O Segredo da Realeza

17 Capítulo 17 - O Sorriso Desaparecido de Nadeshiko


Notas iniciais
Olá pessoinhas do meu coração! Como vão vcs hoje?^^ Está aqui mais um capítulo, e como eu prometi, esse é bem mais longo que o anterior, então aproveitem /o/ Boa leitura^^

Nadeshiko acordou sentindo-se extremamente exausta embora já fosse de manhã. Ela sentia dor de cabeça, e não queria realmente se levantar, mas não podia enrolar por muito mais tempo. Ela foi abrindo os olhos devagar, piscou várias vezes até se acostumar com a claridade, e percebeu que não estava no quarto dela, embora aquele lugar fosse estranhamente familiar. Ela foi tentando se lembrar que lugar era aquele, até que viu uma capa de Guardião azul pendurada em um cabide próximo à cômoda, na qual repousava um Shugo Tama com o desenho de uma coroa, bem ao lado do Shugo Tama de Temari. Nadeshiko reconheceu aquele quarto como pertencendo à Hotori Tadase, e foi tentando se lembrar por que raios ela estava no quarto do Rei, até que, ao se levantar alguns centímetros, ela se deu conta de que o próprio Tadase estava dormindo ali, bem ao lado dela, com o rosto a pouquíssimos milímetros do seu.

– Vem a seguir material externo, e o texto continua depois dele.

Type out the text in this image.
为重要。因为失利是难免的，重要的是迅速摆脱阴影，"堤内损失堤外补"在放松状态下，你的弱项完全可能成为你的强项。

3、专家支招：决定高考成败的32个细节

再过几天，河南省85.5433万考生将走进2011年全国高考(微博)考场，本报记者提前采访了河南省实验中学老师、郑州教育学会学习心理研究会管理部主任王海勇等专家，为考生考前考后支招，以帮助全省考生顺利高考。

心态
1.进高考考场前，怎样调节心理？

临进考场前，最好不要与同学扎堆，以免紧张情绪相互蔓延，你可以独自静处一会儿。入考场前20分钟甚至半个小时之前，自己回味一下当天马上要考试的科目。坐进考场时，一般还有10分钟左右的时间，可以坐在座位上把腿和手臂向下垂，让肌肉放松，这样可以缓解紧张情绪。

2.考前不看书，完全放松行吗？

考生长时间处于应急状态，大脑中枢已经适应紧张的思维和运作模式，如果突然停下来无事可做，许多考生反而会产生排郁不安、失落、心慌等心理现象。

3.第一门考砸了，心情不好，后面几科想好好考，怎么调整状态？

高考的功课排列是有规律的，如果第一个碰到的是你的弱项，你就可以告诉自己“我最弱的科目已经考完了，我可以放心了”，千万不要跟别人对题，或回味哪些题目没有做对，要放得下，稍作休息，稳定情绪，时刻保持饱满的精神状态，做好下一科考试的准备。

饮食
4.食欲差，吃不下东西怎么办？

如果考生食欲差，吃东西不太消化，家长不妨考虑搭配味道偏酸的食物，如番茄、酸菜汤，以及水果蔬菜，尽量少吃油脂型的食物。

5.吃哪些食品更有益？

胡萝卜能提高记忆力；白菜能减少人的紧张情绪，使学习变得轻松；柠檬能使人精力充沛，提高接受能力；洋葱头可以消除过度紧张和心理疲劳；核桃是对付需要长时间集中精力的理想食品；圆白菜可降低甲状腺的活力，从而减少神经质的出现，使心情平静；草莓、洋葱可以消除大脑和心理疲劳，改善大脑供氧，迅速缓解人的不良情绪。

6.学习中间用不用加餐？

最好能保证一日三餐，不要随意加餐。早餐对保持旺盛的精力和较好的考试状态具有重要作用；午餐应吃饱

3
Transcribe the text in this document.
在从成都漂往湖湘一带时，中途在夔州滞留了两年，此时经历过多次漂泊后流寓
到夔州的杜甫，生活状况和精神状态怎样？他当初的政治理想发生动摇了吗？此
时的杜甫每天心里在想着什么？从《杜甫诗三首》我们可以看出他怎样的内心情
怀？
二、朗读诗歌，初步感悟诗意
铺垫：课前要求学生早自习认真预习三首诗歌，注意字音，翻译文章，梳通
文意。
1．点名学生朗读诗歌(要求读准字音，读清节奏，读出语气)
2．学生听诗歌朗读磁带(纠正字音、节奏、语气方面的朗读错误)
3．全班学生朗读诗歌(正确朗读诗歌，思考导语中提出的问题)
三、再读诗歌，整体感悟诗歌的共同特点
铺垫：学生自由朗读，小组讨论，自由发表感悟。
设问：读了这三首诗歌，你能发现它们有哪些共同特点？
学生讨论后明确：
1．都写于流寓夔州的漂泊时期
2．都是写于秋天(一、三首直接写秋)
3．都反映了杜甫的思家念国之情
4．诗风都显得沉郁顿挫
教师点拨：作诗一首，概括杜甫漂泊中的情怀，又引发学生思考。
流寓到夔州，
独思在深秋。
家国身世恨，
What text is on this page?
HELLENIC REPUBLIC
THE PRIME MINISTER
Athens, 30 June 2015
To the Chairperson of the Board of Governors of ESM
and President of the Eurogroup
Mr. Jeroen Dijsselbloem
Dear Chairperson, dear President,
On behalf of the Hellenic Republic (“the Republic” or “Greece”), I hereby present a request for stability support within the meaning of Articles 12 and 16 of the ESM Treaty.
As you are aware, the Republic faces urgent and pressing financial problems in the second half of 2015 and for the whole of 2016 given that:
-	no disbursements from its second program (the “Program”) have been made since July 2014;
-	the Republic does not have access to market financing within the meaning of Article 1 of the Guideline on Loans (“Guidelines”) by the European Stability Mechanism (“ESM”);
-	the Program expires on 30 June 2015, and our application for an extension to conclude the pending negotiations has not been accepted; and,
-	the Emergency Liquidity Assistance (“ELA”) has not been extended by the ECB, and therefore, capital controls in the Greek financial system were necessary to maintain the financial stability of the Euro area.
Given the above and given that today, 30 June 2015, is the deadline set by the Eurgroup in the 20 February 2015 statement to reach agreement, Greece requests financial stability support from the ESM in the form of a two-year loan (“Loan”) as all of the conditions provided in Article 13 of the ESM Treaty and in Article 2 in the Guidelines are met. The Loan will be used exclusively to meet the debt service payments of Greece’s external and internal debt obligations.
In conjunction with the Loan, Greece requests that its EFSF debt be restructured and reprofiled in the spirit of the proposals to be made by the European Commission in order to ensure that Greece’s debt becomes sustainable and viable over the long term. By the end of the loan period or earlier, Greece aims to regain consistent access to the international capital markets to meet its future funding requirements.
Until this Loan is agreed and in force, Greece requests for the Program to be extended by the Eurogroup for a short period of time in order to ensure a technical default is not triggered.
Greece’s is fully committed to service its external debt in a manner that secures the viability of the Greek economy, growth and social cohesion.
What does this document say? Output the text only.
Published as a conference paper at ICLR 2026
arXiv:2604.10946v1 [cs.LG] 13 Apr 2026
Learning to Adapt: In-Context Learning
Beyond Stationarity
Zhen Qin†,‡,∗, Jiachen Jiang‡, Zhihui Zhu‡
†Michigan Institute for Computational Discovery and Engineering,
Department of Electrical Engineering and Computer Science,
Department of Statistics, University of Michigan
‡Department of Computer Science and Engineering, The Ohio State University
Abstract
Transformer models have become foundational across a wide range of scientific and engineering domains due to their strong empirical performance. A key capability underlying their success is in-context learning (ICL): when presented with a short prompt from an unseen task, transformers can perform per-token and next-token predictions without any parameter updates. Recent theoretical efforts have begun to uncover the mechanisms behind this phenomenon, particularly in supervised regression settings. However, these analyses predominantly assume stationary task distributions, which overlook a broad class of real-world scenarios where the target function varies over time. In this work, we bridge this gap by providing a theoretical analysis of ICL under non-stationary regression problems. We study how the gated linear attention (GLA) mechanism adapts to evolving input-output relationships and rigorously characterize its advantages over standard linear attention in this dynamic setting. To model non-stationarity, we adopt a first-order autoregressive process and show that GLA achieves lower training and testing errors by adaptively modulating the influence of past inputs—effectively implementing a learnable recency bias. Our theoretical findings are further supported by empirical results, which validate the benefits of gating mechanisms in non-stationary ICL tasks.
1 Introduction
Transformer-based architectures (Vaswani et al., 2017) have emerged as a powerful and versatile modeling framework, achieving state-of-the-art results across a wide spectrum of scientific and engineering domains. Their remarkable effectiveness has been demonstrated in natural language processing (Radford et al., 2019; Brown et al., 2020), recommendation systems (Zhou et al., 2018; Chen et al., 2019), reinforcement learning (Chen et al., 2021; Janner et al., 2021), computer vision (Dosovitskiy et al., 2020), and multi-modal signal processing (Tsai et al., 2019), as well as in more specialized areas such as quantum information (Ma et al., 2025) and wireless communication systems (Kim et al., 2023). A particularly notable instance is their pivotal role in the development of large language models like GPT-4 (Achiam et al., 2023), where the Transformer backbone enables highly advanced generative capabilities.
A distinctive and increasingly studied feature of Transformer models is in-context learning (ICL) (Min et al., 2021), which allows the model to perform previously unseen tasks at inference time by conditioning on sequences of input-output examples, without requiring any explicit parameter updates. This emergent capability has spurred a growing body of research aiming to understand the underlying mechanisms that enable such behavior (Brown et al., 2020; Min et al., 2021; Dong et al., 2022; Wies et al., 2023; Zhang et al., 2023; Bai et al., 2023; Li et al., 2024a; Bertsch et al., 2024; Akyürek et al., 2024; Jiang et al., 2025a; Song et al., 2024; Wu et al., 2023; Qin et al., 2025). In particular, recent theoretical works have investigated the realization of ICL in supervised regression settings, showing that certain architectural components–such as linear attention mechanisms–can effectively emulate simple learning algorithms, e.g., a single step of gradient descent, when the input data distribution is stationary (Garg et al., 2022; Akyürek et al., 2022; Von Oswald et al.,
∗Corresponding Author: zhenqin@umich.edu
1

Nadeshiko levou um susto e se sentou na cama com incrível velocidade. Por sorte o choque foi tão grande que ela não havia gritado, ou teria acordado o garoto. Ela olhou melhor para Tadase, e reparou que ele passava um dos braços em volta de seu abdômen, abraçando-a, enquanto que o outro estava apoiado no travesseiro. Ela retirou o braço do garoto que a envolvia de si mesma, com extremo cuidado para não acordá-lo. Quando chegou as cobertas pro canto, viu que ela adormecera numa posição estranha, com suas pernas um tanto embaralhadas nas dele, fazendo com que sua saia levantasse um pouco. Nadeshiko corou, mas ficou feliz que Tadase ainda estivesse adormecido, pra não ver essa cena. Ela ainda tentava se lembrar por que cargas d`agua havia dormido no quarto de Tadase, e por que ainda estava usando o uniforme escolar, quando as lembraças do dia anterior vieram á tona.


Nadeshiko sentiu uma súbita vontade de chorar, mas conseguiu reprimir as lágrimas a tempo, não queria acabar criando uma cena, menos ainda que o Rei acordasse por causa do seu choro. Ela se levantou, foi até o banheiro, lavou o rosto e se penteou. Nadeshiko lembrava que, no dia anterior, seu uniforme havia sido parcialmente retirado, mas agora ele estava como antes, exceto pela capa de Guardiã que ela não estava usando, e se perguntara se fora Tadase quem o colocou de volta. Também lembrava vagamente de ter acordado no meio da madrugada e ter conversado com Tadase, mas não se lembrava exatamente sobre o quê. Quando voltou pro quarto, Temari já estava acordada e fora do seu ovo. Nadeshiko saiu do quarto do Rei em silêncio, e Temari a seguiu.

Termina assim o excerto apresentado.